Under him yawned the dark hole, a hundred and fifty metres wide, and three hundred metres deep. Like an oubliette for a sleeping predator. It was a grave too. Bushman's Hole had taken three divers in the last decade, and now two more: David and Jill Marley. Dad had gone first, heading straight down into the dark. Mum followed. Thom had made desperate grabs for them, and for a few moments he'd even had a precarious grip on Mum's right ankle, but he couldn't keep hold. It was as if, determined to get to the bottom, they had both turned face down into the gloom. Which was unthinkable because the bottom was a hundred and fifty metres deeper than they'd intended and they had both known it was suicide to go even ten metres deeper than the dive plan.
They'd planned it scientifically, because if David and Jill Marley knew anything it was respect for the water. Bushman's Hole was the pinnacle for them, the height of a lifetime's addiction to extreme sport diving. It had started a long time before the kids came along, so long ago that Flea didn't know the exact equation it had sprung from. But she did know one thing: it was Dad's gig. Mum had gone along with it, had got an enthusiasm of sorts going, but Dad was the addict, fatally attracted to it, and Dad who, in his quiet moments in the study, dreamed he was in the deep.
He'd been wearing a video camera on his helmet in Bushman's Hole. He'd have filmed his descent, and his own death. But the South African investigators had never found the bodies or the camera, and with only Thom's fractured memories to go on they couldn't do much more than put the Marleys' death down to either 'narcosis' from a miscalculation in the deep-dive gas content or possibly a hyperoxic blackout.
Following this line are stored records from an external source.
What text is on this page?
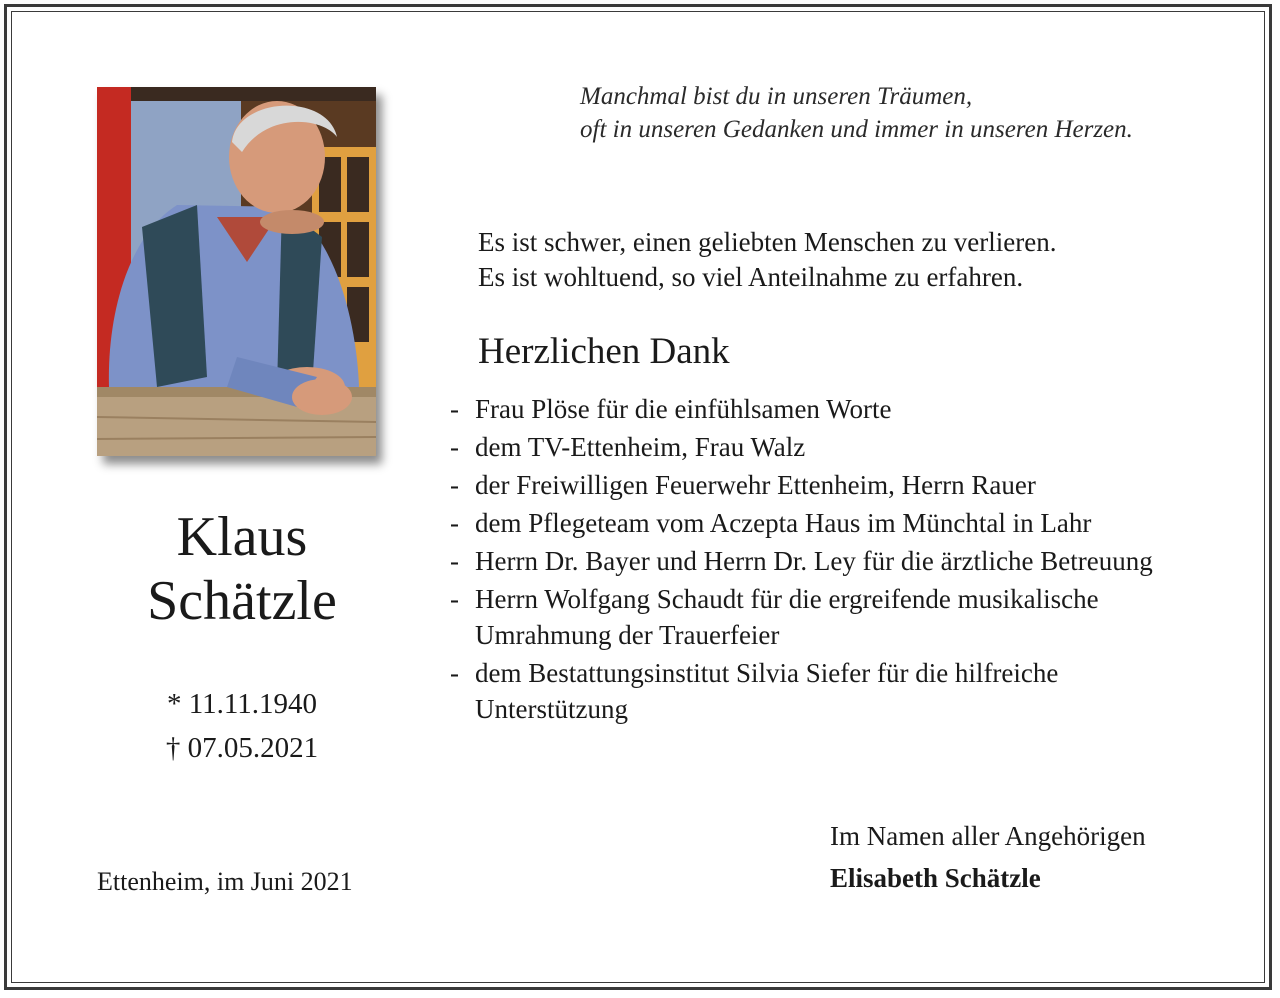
Manchmal bist du in unseren Träumen,
oft in unseren Gedanken und immer in unseren Herzen.
Klaus
Schätzle
* 11.11.1940
† 07.05.2021
Ettenheim, im Juni 2021
Es ist schwer, einen geliebten Menschen zu verlieren.
Es ist wohltuend, so viel Anteilnahme zu erfahren.
Herzlichen Dank
- Frau Plöse für die einfühlsamen Worte
- dem TV-Ettenheim, Frau Walz
- der Freiwilligen Feuerwehr Ettenheim, Herrn Rauer
- dem Pflegeteam vom Aczepta Haus im Münchtal in Lahr
- Herrn Dr. Bayer und Herrn Dr. Ley für die ärztliche Betreuung
- Herrn Wolfgang Schaudt für die ergreifende musikalische Umrahmung der Trauerfeier
- dem Bestattungsinstitut Silvia Siefer für die hilfreiche Unterstützung
Im Namen aller Angehörigen
Elisabeth Schätzle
The British coroner, who'd got permission from the home secretary to hold an inquest without the bodies, ruled out narcosis – the disorienting euphoric effect nitrogen can have at too much pressure. Because the 'Trimix' combination of gases the Marleys were using was specifically designed to combat narcosis, the coroner guessed instead that David Marley had begun to breathe too fast and deeply, shutting down the sensitive carbon-dioxide receptor in the back of his neck, which had knocked him out. When he'd started to drop Jill had tried to stop him – that much they knew – and maybe descending so quickly she'd held her breath, causing the Trimix system's oxygen sensor to over-deliver oxygen. In effect she'd died in exactly the same way as David had: from hyperoxia, too much oxygen.
He'd been a kind man, the coroner, and had added in his summing up that the Marleys' son Thom had done the right thing to let them go. As difficult as it was, it was one of the most important rules in technical diving and he'd stuck to it. He should be commended for it – should be proud. Instead, of course, it was destroying him. He'd let his parents die.
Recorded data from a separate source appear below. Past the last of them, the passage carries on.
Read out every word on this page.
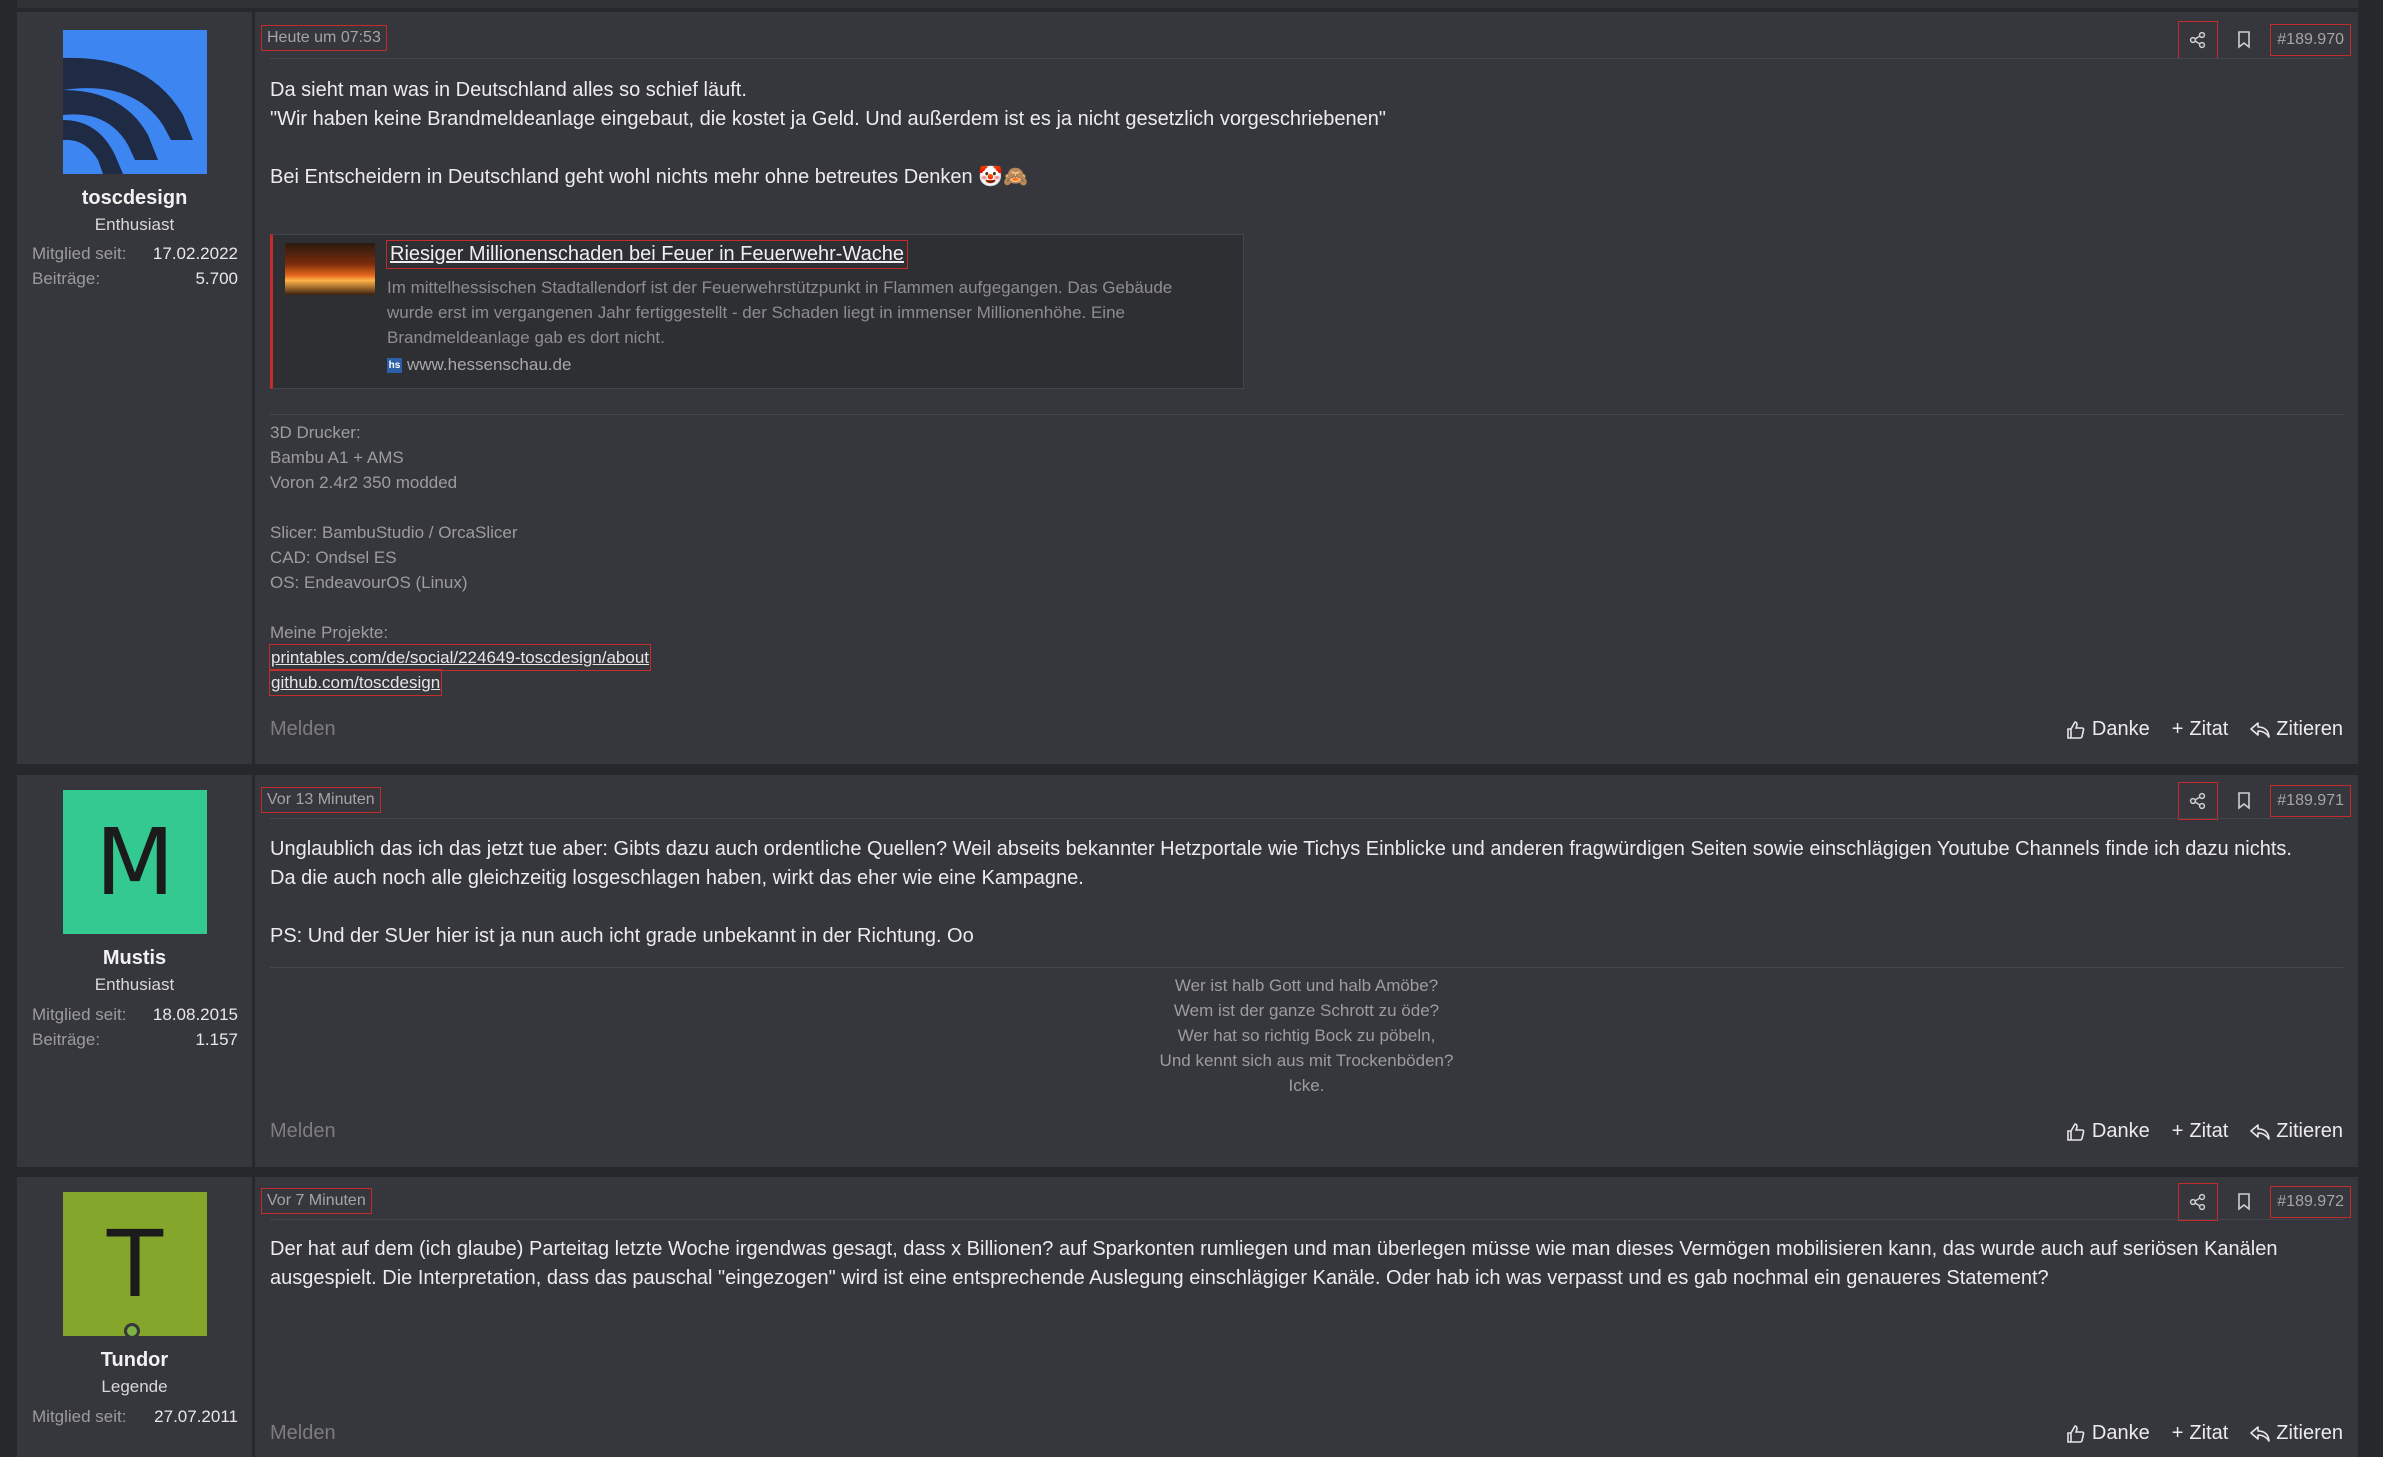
toscdesign
Enthusiast
Mitglied seit: 17.02.2022
Beiträge:	5.700
Heute um 07:53	#189.970

Da sieht man was in Deutschland alles so schief läuft.

"Wir haben keine Brandmeldeanlage eingebaut, die kostet ja Geld. Und außerdem ist es ja nicht gesetzlich vorgeschriebenen"

Bei Entscheidern in Deutschland geht wohl nichts mehr ohne betreutes Denken 🤡🙈

Riesiger Millionenschaden bei Feuer in Feuerwehr-Wache
Im mittelhessischen Stadtallendorf ist der Feuerwehrstützpunkt in Flammen aufgegangen. Das Gebäude wurde erst im vergangenen Jahr fertiggestellt - der Schaden liegt in immenser Millionenhöhe. Eine Brandmeldeanlage gab es dort nicht.
hs www.hessenschau.de
3D Drucker:
Bambu A1 + AMS
Voron 2.4r2 350 modded
Slicer: BambuStudio / OrcaSlicer
CAD: Ondsel ES
OS: EndeavourOS (Linux)
Meine Projekte:
printables.com/de/social/224649-toscdesign/about
github.com/toscdesign
Melden	Danke + Zitat Zitieren
M
Mustis
Enthusiast
Mitglied seit: 18.08.2015
Beiträge:	1.157
Vor 13 Minuten	#189.971

Unglaublich das ich das jetzt tue aber: Gibts dazu auch ordentliche Quellen? Weil abseits bekannter Hetzportale wie Tichys Einblicke und anderen fragwürdigen Seiten sowie einschlägigen Youtube Channels finde ich dazu nichts. Da die auch noch alle gleichzeitig losgeschlagen haben, wirkt das eher wie eine Kampagne.

PS: Und der SUer hier ist ja nun auch icht grade unbekannt in der Richtung. Oo

Wer ist halb Gott und halb Amöbe?
Wem ist der ganze Schrott zu öde?
Wer hat so richtig Bock zu pöbeln,
Und kennt sich aus mit Trockenböden?
Icke.
Melden	Danke + Zitat Zitieren
T
Tundor
Legende
Mitglied seit: 27.07.2011
Vor 7 Minuten	#189.972

Der hat auf dem (ich glaube) Parteitag letzte Woche irgendwas gesagt, dass x Billionen? auf Sparkonten rumliegen und man überlegen müsse wie man dieses Vermögen mobilisieren kann, das wurde auch auf seriösen Kanälen ausgespielt. Die Interpretation, dass das pauschal "eingezogen" wird ist eine entsprechende Auslegung einschlägiger Kanäle. Oder hab ich was verpasst und es gab nochmal ein genaueres Statement?

Melden	Danke + Zitat Zitieren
Flea didn't know what she felt guiltiest about. That she hadn't been with Thom in Bushman's Hole when it had happened, or that, deep down, she'd been glad that Thom had gone along on the trip to Danielskuil. It used to be her Dad pushed, always urging her on – 'See that tree, the big one? Bet you can climb
that
, Flea Marley!' She'd never thought of saying no, just done as she was told – knowing in some dark corner of her heart that if she didn't it would mark her out as different. Weak, somehow. Not a true Marley. But then Thom had come along, a shy little thing who didn't walk until he was nearly two, and Dad's focus shifted away from her and on to Thom. The message from Dad was clear:
Never show fear.
There is no place in this family for cowardice
. It became instinct, the same instinct that had driven Thom years later when he had climbed with his parents into the cold, motionless eye of Boesmansgat.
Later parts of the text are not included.